Les craintes exprimées par des citoyens de Shawinigan face à l'aménagement d'une mosquée sont «tout à fait compréhensibles» a dit le premier ministre Philippe Couillard, mardi. Mais il n'entend pas précipiter l'adoption de «balises» pour lutter contre l'intégrisme religieux comme lui demandent les partis de l'opposition.

La décision de la Ville de Shawinigan de refuser la venue d'une mosquée sur son territoire a fait des vagues à l'Assemblée nationale, mardi. La Coalition avenir Québec et le Parti québécois ont tous deux pressé le gouvernement libéral de réglementer pour aider les élus municipaux à composer avec des situations semblables.

Philippe Couillard juge que les craintes exprimées par de nombreux citoyens sur l'implantation d'une mosquée dans leur communauté sont «tout à fait compréhensibles» en raison des derniers développements dans l'actualité internationale.

Il s'est toutefois montré beaucoup moins pressé d'intervenir que ses adversaires.

«À vouloir trop baliser, on fait des erreurs, a dit M. Couillard. C'est pour ça que M. Legault qui dit qu'il veut amender la charte des droits et libertés pour baliser la liberté d'expression, je lui souhaite bonne chance.»

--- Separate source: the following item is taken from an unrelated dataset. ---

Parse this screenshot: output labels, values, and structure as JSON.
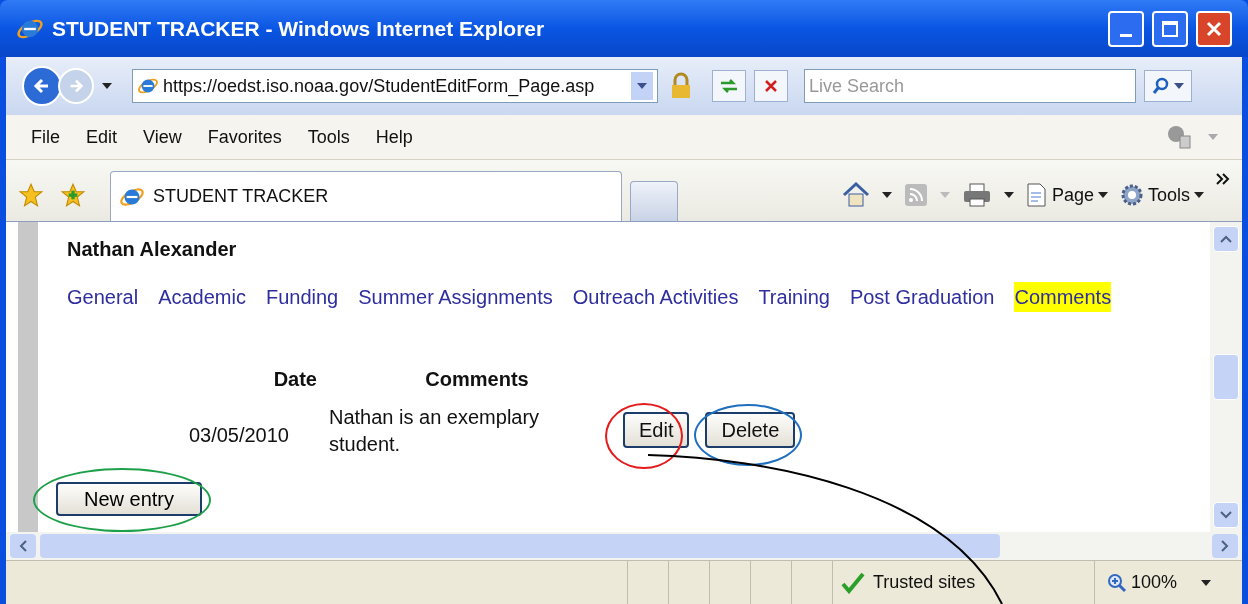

Selon lui, les considérations de sécurité publique doivent guider les élus municipaux qui traitent des demandes liées à des groupes religieux. Ils doivent pouvoir recourir à l'expertise de la Sûreté du Québec pour déterminer si les groupes qui souhaitent ouvrir des lieux de culte présentent des risques.

Dans l'intervalle, la ministre de l'Immigration, Kathleen Weil, se dit rassurée que les élus de Shawinigan aient entamé un dialogue avec des membres de la communauté musulmane.

«Il y a beaucoup de citoyens qui ont peur, alors il faut tenir compte de cette crainte, a dit Mme Weil. C'est pour ça que la communauté locale musulmane veut des échanges, veut un dialogue. C'est comme ça qu'on va passer à travers.»

Le chef caquiste François Legault a dit approuver la décision du maire de Shawinigan, Michel Angers.

«Qui peut blâmer un maire, face à l'inquiétude de ses citoyens, d'avoir refusé cette mosquée devant le fait qu'il n'a aucune balise, qu'actuellement les maires sont laissés à eux-mêmes?», a demandé M. Legault.

Selon lui, c'est à Québec d'édicter clairement quels critères s'appliquent dans des cas semblables. Il suggère que les organismes qui souhaitent ouvrir des lieux de culte fassent l'objet d'une forme d'enquête pour déterminer s'ils présentent un risque.

Il reproche au gouvernement Couillard de ne pas faire preuve de « leadership » en refusant d'attaquer le problème de front.

«Il a dit dans son discours inaugural, en mai 2014, que c'était urgent de mettre en place de mesures pour lutter contre l'intégrisme, a rappelé M. Legault. Presque un an plus tard, on n'est devant rien. M. Couillard a un malaise. Là, il est temps qu'il se lève, qu'il réunisse les partis puis qu'on agisse, parce que, tant qu'on n'aura pas agi, on met les maires des municipalités au Québec dans une situation intenable.»

Son parti déposera une motion, mercredi, pour enjoindre tous les partis de l'Assemblée nationale à débattre du sujet.

La leader parlementaire du Parti québécois, Agnès Maltais, a abondé dans le même sens que le chef caquiste.

«Normalement, des gens ont droit à un lieu de culte, a-t-elle dit. Maintenant, il y a tellement de peur autour de l'intégrisme et il n'y a tellement pas de balises claires que les maires ne savent plus comment se gouverner.»